Under the new policy, enterprises engaged in the production of these products are required to have guarantee deposits in the Bank of China, the designated bank of China Customs, while registering their processing trade contracts with the authorities.
The move is the second of a one-two punch against the surging trade surplus, closely following the decision by the Chinese Government to reduce tax rebates on a large number of exports.
Processing trade comprises half of all Chinese exports and is also the main source of the excessive surplus. Statistics from China Customs show that in 2006 the total import and export volume of the processing trade amounted to $831.9 billion, accounting for 47 percent of the total foreign trade volume. The trade surplus generated by the processing trade last year was $188.9 billion, surpassing the country's total trade surplus of $177.5 billion that year.
On June 19, the ministry announced that starting July 1 the country would cut or eliminate export tax rebates for 2,831 kinds of commodities representing 37 percent of the total number of items listed on customs tax regulations. The decision to eliminate the rebates is seen as a means to suppress overheated export growth and ease frictions between China and its trade partners.
After the move, many enterprises rushed to ship their products before the tax rebates were actually reduced.
In the first half of this year, the Chinese trade surplus jumped to $112.5 billion, up 83.1 percent compared with the same period last year.
Rising costs
Industrial insiders estimated that the export costs of some enterprises would rise 30 percent due to this round of restrictions. Small and medium-sized companies will suffer most, and it is increasingly difficult for them to sustain the added burdens.

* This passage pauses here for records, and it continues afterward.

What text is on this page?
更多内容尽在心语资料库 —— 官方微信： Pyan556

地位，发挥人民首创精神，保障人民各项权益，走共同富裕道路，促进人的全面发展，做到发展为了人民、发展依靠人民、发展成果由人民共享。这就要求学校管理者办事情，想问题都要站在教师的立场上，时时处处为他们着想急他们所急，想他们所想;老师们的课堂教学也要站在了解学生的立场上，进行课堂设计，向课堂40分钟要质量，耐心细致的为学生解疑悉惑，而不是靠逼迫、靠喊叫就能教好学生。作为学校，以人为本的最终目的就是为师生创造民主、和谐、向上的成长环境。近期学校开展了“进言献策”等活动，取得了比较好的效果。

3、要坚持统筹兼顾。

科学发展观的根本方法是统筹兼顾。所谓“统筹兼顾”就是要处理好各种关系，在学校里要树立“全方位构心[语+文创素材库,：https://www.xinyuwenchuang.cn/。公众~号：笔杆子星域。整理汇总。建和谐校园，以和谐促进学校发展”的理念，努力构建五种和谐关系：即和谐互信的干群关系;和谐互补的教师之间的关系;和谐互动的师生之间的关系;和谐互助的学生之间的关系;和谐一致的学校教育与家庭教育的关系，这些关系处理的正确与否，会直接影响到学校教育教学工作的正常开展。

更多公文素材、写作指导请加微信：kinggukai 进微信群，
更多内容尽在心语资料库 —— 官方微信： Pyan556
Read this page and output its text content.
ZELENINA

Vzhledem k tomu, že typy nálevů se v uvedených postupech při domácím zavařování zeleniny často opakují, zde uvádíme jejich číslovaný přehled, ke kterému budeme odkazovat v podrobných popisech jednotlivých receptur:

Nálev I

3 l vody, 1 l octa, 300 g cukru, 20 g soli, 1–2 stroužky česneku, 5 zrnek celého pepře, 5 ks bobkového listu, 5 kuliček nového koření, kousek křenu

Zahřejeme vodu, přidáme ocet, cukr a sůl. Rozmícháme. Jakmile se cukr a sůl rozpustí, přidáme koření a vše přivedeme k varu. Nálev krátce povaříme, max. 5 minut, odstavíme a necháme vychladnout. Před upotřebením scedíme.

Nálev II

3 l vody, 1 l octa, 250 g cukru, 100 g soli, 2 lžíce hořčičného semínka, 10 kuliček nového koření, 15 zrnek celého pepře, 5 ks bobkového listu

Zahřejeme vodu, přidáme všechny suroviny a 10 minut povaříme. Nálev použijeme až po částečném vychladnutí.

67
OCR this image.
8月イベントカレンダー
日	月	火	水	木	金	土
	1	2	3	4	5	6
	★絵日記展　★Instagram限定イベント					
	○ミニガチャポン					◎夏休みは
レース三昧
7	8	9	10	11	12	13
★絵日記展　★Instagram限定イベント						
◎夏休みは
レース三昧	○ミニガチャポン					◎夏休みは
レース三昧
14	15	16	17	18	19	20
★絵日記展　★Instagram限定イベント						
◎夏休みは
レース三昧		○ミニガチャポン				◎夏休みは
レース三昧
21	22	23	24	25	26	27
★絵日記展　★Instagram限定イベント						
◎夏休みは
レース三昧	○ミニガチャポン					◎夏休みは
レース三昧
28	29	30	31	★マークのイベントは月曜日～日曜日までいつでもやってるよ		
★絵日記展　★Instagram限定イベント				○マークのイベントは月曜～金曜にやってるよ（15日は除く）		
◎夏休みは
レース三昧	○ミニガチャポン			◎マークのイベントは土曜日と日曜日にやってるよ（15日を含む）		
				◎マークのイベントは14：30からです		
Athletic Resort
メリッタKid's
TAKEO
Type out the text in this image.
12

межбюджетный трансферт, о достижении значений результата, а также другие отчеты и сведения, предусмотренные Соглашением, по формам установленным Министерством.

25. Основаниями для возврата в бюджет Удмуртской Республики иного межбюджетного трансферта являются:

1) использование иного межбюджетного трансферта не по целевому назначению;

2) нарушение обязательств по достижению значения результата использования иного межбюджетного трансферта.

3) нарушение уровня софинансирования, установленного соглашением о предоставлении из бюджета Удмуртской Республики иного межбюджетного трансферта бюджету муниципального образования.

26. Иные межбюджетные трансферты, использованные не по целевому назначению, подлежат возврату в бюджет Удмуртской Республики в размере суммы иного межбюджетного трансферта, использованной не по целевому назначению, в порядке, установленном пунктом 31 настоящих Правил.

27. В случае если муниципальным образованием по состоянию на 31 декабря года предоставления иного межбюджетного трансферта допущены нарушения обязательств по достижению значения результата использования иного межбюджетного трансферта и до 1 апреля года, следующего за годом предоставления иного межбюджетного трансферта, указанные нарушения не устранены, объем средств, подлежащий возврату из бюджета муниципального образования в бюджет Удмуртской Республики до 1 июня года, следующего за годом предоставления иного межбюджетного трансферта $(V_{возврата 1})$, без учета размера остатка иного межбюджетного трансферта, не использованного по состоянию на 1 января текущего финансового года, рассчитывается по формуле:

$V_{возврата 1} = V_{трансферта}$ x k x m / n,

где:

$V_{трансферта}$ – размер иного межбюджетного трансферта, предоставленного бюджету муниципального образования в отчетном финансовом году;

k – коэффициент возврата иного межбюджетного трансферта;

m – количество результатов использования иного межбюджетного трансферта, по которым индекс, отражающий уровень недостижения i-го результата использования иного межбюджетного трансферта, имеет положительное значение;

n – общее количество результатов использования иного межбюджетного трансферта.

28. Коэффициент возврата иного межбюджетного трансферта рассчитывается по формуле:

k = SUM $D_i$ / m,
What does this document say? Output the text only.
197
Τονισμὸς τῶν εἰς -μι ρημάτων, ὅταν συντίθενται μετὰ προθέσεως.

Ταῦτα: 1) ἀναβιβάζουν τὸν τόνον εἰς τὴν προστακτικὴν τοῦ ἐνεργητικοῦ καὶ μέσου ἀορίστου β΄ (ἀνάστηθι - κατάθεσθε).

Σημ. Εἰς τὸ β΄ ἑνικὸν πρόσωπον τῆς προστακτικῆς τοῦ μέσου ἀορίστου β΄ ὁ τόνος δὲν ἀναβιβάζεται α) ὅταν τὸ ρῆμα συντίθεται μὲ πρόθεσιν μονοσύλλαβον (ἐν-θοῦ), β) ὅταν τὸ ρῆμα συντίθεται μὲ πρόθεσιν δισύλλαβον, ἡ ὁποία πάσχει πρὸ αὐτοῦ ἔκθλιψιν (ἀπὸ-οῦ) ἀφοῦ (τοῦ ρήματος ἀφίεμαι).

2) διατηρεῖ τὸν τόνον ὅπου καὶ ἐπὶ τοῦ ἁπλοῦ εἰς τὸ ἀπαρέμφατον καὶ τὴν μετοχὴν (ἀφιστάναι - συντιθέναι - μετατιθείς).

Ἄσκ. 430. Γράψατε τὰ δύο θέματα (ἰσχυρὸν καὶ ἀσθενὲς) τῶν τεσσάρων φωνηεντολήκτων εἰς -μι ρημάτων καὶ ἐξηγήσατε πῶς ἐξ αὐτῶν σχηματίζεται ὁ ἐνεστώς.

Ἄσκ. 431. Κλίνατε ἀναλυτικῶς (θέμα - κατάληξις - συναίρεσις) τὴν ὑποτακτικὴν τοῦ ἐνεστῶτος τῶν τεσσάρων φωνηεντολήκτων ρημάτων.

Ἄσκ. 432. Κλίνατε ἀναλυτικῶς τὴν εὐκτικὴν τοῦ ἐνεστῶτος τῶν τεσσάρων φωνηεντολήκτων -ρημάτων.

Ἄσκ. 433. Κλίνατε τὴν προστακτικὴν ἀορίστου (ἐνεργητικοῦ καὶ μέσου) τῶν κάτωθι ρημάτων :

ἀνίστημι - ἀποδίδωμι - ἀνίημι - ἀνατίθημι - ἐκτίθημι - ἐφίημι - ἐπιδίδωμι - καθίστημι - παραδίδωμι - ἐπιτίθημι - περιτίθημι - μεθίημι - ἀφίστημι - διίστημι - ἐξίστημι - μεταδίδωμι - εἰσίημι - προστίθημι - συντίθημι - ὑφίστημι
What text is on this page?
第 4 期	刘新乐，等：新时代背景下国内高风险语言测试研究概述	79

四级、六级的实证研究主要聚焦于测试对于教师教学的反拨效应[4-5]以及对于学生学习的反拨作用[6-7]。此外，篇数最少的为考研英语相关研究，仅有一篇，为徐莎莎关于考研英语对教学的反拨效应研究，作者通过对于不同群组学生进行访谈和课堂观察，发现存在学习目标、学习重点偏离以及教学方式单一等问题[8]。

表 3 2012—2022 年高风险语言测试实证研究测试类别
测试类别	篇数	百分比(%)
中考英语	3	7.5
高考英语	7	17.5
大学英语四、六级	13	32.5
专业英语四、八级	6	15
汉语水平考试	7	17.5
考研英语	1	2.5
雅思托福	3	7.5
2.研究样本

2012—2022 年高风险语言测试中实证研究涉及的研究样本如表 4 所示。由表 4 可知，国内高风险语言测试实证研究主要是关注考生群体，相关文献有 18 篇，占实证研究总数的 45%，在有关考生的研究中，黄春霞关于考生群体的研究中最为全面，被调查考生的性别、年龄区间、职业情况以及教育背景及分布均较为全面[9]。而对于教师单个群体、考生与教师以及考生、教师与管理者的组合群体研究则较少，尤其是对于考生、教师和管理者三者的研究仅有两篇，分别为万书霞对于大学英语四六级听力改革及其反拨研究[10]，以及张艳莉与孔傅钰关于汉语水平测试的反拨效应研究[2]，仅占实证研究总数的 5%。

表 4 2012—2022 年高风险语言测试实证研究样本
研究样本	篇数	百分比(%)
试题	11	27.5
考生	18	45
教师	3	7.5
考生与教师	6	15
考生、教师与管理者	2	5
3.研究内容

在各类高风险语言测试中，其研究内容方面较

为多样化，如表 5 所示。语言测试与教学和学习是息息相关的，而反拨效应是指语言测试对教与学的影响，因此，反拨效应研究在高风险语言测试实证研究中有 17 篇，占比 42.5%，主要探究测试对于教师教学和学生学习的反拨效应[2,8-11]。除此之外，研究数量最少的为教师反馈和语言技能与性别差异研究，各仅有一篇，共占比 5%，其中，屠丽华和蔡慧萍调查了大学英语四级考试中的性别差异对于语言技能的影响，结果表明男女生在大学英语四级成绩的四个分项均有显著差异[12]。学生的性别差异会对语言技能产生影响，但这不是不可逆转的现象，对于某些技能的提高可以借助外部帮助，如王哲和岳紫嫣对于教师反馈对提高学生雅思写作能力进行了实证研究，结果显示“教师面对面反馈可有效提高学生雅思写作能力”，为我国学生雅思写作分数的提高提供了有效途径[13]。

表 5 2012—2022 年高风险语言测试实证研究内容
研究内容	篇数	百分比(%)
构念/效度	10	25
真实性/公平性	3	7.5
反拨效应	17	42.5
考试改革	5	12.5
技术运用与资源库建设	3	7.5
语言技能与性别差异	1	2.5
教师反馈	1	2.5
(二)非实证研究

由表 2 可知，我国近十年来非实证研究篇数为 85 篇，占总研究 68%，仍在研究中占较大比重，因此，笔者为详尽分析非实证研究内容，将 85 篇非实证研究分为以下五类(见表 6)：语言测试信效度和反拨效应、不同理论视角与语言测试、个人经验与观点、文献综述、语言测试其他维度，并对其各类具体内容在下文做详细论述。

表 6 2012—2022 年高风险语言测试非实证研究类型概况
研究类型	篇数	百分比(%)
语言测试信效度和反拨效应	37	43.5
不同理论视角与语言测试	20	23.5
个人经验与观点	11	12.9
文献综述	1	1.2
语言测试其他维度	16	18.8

Guangdong Province is a major processing trade hub of China, with the total volume accounting for one-fourth of the nation's total. Chan Wailun, a Hong Kong businessman, is engaged in the processing trade business in Guangdong, producing wooden toys and furniture. Chan said that Hong Kong and Taiwan businesspeople who have invested in the processing trade in Guangdong find it hard to accept the sudden termination of the processing trade era, which was once heavily promoted by the Chinese Government. He claims that the macro-control efforts of the Central Government are heavy enough that may add pressure to many enterprises for their subsistence.
Wang Qinhua, Director of the Bureau of Industry Injury Investigation of the Ministry of Commerce, stated in a press conference that the Chinese Government would adopt measures to help related Hong Kong companies to transform so that they can adapt to the mainland's new processing trade policies.
Structural optimization
Wei Jianguo, Vice Minister of Commerce, said the processing trade policy shift isn't meant to eliminate the processing trade, but to promote the sector's development in a sound way.
Wei said this round of policy change would help ease such problems as energy tension, environment pollution and resource depletion.
"It is in line with the countrys' overall socioeconomic development, and will help promote industrial restructuring, optimize the processing trade structure, improve the openness of China's central and western regions and achieve balanced development of foreign trade," said Wei. "We will continue to improve the categorization of the processing industry and set stricter entry standards for enterprises engaged in the processing trade."